The hints of gray around his chest worried Jolene. Otherwise, his aura was a rich indigo she had never seen waver; he cared deeply about the people around him. There were pictures of him in younger, healthier days on a wall in the club’s office—pictures with a governor; with a slightly gap-toothed woman who had signed her picture
Carly
in a tight, loopy scrawl; and with a smiling actor in front of a
Barbarian Master
poster. Both men wore tight-fitting suits and skinny neckties, and it was one of the few pictures in which Bud wasn’t the biggest person in the shot. Bud didn’t have any hair back then, either, but he’d had a more athletic build. She had never seen him smile as broadly as he had in the pictures, but his moss-green eyes were never threatening, even when he was dealing with the club’s roughest customers.

“Breakfast.” Bud held out two stiff paper sacks and gave Charity a conciliatory smile. Noticing that Charity’s satin robe had fallen open to partially expose her triple-D breasts, he glanced away. “I can’t stay long, but there’s some coffee and blueberry muffins for you and Eli, and I had Lori Ann at the diner pack up some of her chicken noodle soup for Jolene.”

Charity’s irritation softened at the mention of coffee. She pushed a hairspray-stiffened lock of blond hair behind one ear and then took the sacks.

“Yeah,” she said. “Some guy who worked at the trucking company, he got dragged off or something last night?”

Bud shook his head. “I don’t know what happened, but I’m on my way over to the office. It’s Claude, my dispatcher. Dwight called me, but I couldn’t get back in town until now.”

“That’s horrible,” Jolene said. She sank down onto the couch and wrapped the quilt tighter around her. A couple of the drivers hung around the club. They were nice guys, good tippers. But she had never met Claude.

She hadn’t even been in Alta two weeks and someone was dead of violence, or as good as dead.
Did I bring the violence with me?
Every time she closed her eyes, she saw the world as it might become: its edges seeping black, all its life drained away.

“I hope they find him alive,” Bud said. “I don’t have the whole story yet. I haven’t even told Lila. She’s probably still asleep.”

Jolene stopped herself from telling Bud she had seen Lila two nights earlier. Lila couldn’t see that the kindness Bud showed everyone around him cost him a hell of a lot. He couldn’t help being as trusting as he was. Deceiving him was too easy, like deceiving a child.
Deceit meant death for the soul.

“I heard the guy looked like some kind of ape,” Charity said. She looked at Jolene. “I was going to tell you, but you didn’t even move when I came in this morning, and Eli said you were totally passed out when he left. You still look like hell, by the way.”

Realizing that Bud was also staring at her, Jolene got self-conscious.

“It’s not anything,” she said. “I’ll be okay to work tonight if I rest today.” She knew she hadn’t done herself any favors spending so much time in the rain, but it had been worth it to spend an hour on the mountain. The very air there restored her.

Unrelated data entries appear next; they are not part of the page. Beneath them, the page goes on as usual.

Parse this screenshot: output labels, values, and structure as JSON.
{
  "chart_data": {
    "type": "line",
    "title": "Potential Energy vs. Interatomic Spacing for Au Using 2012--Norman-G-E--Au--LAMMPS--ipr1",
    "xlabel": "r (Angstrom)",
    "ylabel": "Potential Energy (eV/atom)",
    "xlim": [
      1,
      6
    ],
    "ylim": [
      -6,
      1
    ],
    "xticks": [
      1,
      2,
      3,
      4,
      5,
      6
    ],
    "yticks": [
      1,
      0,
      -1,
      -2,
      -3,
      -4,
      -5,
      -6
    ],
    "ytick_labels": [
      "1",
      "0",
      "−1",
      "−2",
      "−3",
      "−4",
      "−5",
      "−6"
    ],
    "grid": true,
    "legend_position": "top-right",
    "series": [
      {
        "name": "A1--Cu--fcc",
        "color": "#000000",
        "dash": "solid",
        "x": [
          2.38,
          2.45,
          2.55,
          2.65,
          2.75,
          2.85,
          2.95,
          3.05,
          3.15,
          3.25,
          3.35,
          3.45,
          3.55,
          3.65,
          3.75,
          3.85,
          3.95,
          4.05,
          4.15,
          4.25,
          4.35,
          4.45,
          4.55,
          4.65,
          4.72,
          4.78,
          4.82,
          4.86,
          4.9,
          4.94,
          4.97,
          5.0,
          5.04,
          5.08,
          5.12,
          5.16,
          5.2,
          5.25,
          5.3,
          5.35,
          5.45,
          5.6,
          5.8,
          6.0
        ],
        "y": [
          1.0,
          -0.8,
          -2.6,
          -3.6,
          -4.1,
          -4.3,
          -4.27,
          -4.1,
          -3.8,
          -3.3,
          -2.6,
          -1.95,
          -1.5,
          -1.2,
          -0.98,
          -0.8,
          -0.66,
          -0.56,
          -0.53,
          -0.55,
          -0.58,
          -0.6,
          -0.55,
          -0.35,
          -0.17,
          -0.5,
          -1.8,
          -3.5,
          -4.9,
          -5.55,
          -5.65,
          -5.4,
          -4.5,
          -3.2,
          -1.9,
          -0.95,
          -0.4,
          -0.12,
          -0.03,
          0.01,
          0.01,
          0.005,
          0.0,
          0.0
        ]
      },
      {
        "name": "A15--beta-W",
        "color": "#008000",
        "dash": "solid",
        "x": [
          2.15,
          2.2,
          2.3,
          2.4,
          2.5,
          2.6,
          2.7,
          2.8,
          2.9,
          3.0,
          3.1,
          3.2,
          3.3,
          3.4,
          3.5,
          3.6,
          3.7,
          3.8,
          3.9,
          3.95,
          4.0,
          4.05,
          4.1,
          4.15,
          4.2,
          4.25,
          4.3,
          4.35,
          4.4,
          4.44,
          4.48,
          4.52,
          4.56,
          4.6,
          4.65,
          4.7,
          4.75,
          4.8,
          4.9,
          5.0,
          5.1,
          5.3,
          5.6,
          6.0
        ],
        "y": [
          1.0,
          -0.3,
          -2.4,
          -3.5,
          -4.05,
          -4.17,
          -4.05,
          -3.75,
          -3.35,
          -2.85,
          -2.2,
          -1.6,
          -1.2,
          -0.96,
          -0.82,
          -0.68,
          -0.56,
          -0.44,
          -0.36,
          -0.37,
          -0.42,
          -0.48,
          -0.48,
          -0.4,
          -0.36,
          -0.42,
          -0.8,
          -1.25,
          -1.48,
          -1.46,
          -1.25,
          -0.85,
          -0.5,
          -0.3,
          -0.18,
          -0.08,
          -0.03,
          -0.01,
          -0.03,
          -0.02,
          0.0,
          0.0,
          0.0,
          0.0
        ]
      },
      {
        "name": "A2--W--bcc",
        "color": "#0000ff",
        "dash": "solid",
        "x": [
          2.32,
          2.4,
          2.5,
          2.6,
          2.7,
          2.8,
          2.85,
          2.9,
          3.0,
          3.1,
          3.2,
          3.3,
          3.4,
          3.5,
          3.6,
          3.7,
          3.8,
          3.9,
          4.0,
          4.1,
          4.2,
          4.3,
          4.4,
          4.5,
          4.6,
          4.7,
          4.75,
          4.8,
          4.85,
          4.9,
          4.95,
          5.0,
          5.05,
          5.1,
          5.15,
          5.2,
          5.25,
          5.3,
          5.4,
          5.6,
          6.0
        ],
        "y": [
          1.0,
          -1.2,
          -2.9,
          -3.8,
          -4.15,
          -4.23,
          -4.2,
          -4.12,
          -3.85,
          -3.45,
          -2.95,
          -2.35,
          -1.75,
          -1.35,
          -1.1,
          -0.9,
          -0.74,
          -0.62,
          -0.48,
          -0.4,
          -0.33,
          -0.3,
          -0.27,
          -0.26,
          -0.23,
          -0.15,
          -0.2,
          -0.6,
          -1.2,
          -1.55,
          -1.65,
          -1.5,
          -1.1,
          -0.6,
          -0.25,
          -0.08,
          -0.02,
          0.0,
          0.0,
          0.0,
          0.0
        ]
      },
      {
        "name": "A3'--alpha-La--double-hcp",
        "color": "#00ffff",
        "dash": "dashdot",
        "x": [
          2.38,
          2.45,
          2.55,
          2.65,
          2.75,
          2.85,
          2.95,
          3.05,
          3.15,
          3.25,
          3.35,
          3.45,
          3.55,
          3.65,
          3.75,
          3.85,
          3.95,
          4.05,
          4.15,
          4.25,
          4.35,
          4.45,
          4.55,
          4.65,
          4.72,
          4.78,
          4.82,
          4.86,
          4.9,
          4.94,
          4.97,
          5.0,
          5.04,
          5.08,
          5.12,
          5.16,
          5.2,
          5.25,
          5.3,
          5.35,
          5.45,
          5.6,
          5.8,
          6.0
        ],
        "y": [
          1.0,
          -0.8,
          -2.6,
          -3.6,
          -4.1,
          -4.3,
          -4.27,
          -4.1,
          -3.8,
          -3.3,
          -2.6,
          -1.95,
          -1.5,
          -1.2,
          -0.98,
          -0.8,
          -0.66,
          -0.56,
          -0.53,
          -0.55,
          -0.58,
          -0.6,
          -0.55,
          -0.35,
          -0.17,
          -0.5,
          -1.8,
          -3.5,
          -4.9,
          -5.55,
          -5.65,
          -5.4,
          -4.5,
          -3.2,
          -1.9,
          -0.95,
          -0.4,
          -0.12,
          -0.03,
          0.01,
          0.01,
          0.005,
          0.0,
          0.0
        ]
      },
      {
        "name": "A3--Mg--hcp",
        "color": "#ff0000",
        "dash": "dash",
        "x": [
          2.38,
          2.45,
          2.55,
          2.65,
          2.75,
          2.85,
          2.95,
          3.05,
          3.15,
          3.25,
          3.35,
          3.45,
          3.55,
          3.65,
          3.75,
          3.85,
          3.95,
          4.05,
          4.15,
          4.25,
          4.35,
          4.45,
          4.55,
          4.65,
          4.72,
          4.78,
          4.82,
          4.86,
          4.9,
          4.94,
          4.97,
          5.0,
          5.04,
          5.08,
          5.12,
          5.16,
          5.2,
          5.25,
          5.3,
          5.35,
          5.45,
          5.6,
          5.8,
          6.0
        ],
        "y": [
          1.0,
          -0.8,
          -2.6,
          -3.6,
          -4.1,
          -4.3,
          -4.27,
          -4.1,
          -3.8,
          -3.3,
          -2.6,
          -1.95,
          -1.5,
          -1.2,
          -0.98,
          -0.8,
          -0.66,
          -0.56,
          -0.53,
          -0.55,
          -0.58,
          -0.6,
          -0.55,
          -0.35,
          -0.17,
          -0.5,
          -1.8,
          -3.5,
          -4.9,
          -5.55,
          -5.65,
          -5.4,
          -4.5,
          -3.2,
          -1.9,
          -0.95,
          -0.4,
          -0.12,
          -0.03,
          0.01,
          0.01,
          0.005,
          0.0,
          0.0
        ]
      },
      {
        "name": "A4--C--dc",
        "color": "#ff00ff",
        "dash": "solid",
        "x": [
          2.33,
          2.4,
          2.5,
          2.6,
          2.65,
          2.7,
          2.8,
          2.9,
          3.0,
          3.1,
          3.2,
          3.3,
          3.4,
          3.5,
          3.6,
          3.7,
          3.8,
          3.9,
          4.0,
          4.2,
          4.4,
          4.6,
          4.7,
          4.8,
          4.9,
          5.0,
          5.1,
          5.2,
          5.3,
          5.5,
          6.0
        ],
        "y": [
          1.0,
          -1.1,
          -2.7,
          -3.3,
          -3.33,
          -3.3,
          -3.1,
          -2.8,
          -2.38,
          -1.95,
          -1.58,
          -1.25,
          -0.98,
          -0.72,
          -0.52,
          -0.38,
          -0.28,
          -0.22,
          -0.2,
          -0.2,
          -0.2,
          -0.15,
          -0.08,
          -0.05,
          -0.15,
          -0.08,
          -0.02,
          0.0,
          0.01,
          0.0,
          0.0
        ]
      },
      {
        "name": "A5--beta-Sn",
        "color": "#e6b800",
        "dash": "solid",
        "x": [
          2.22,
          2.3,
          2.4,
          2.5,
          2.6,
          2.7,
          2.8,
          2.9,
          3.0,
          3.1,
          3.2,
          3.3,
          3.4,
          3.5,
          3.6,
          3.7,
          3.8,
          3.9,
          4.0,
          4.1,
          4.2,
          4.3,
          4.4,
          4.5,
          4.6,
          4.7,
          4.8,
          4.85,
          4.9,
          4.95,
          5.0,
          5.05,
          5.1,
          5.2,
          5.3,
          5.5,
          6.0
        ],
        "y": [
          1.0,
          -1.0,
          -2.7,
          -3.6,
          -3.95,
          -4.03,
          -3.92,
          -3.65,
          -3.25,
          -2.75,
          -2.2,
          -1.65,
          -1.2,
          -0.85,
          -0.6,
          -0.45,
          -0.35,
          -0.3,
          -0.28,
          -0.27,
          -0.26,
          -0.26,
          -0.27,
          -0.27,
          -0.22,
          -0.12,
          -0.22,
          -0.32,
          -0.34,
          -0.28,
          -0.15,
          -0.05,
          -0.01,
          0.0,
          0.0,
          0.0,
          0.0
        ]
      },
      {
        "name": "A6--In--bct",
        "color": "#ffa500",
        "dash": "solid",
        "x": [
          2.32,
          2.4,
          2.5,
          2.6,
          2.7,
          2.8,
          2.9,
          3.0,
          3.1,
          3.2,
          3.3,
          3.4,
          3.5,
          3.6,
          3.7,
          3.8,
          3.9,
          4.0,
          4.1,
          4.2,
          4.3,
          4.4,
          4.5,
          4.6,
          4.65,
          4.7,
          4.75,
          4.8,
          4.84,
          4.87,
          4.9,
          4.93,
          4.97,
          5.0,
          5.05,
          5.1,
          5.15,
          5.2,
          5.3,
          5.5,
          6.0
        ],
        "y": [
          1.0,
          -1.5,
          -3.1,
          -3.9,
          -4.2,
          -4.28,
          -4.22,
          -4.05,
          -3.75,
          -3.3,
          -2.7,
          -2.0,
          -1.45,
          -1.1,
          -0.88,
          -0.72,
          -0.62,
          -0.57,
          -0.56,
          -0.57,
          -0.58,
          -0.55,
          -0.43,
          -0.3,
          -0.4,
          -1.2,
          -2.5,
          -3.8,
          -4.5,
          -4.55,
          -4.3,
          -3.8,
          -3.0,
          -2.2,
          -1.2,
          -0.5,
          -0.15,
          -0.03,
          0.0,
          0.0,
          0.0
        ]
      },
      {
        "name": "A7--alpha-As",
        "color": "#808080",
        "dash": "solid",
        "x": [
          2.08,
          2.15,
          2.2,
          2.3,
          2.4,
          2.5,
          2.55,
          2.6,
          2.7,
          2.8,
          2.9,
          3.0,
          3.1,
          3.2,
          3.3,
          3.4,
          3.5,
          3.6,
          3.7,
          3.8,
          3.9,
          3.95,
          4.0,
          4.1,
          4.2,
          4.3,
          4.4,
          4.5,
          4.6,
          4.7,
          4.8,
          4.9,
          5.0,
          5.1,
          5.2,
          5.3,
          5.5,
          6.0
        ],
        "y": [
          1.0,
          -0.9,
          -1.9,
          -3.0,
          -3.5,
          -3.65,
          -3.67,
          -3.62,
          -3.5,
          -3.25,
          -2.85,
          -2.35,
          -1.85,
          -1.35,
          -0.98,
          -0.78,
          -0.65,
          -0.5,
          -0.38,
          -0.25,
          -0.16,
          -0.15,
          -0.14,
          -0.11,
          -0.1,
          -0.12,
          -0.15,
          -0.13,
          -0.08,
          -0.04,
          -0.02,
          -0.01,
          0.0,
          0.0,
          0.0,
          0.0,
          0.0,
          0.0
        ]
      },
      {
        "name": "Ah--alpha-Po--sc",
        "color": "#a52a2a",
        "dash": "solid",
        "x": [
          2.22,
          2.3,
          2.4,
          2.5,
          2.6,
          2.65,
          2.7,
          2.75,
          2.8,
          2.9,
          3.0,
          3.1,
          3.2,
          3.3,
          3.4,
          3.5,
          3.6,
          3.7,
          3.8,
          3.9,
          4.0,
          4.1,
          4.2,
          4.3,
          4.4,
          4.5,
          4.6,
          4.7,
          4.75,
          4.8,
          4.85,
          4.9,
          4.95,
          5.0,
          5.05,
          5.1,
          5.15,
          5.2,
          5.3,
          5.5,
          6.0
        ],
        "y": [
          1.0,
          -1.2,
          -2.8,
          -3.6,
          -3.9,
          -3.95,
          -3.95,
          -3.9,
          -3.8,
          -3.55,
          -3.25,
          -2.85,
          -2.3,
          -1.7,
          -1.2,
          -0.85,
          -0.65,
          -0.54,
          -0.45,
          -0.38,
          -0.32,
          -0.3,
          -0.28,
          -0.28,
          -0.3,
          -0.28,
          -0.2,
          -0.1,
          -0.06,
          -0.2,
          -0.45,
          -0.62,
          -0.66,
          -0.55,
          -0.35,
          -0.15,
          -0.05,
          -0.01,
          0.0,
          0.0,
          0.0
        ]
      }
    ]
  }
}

And now she knew who/what Ivy was hiding. The huge man with the strange stitches on his skin. But Jolene didn’t know what to do. There was no voice, no helpful set of instructions written in the air. He had been dead on that table, hadn’t he? No aura at all, just the blank absence of life. The idea of Ivy hiding a dead man in her trailer had puzzled her, but she saw now she had been wrong. He hadn’t been dead. He was as alive as she was—if the tenuous connection she had to the earth around her could be called
life
.

One of Bud’s employees was probably dead, and she might as well have killed him herself.